Kevin Wills, commercial director of Dawsongroup Finance, explained: “We were surprised to hear from a number of businesses that a three-month payment holiday has been seen by some finance companies as adverse credit information and an excuse to penalise them – even by lenders who offered the payment break in the first place.”
Anton Scott (pictured), head of sales at Dawsongroup Finance, added: “We’ve had an impressive financial performance in June as more businesses get back on their feet and wish to invest in their business, but with little impact on cash flow. We can thank the easing of lockdown for this investment. More businesses understand the benefit of investing in their fleet right now and they’re coming to us to source and finance the assets, as some lenders are refusing finance full-stop, even for those who haven’t taken payment breaks.”
Established in 1935, Dawsongroup is a group of companies predominantly specialising in commercial asset rental across a broad range of sectors, customer sizes and operational types.

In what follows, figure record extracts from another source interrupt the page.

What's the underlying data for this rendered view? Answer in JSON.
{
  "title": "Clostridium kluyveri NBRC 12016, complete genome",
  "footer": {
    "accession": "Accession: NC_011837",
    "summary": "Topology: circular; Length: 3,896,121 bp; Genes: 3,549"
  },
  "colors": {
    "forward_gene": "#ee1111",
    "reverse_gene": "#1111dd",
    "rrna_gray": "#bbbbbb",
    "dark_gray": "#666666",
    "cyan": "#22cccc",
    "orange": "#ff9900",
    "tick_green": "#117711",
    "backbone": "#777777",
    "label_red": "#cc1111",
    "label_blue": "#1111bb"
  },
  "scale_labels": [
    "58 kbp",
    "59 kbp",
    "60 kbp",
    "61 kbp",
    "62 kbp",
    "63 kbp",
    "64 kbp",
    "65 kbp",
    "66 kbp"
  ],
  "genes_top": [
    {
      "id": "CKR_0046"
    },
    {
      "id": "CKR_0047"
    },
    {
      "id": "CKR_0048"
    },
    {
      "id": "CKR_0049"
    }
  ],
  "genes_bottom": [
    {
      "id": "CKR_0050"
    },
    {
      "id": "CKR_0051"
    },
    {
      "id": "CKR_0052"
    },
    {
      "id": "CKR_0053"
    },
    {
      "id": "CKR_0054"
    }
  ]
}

The group’s finance arm – Dawsongroup Finance – delivers long- and short-term asset finance strategies from both large businesses and SMEs.
This trend goes directly against the FCA’s guidance that was announced alongside the payment holidays in April 2020, which expressly detailed how payment holidays must not be registered negatively by lenders.
Clarifying lenders’ position, Adrian Dally, head of motor finance at the FLA, said: “Lenders take a broad range of information into account as part of the loan application process, in the interests of responsible lending. This will include how customers have managed the repayments on other credit commitments. If customers have taken a payment deferral, they should talk to any future lender about this, so the circumstances can be considered alongside all the other information.”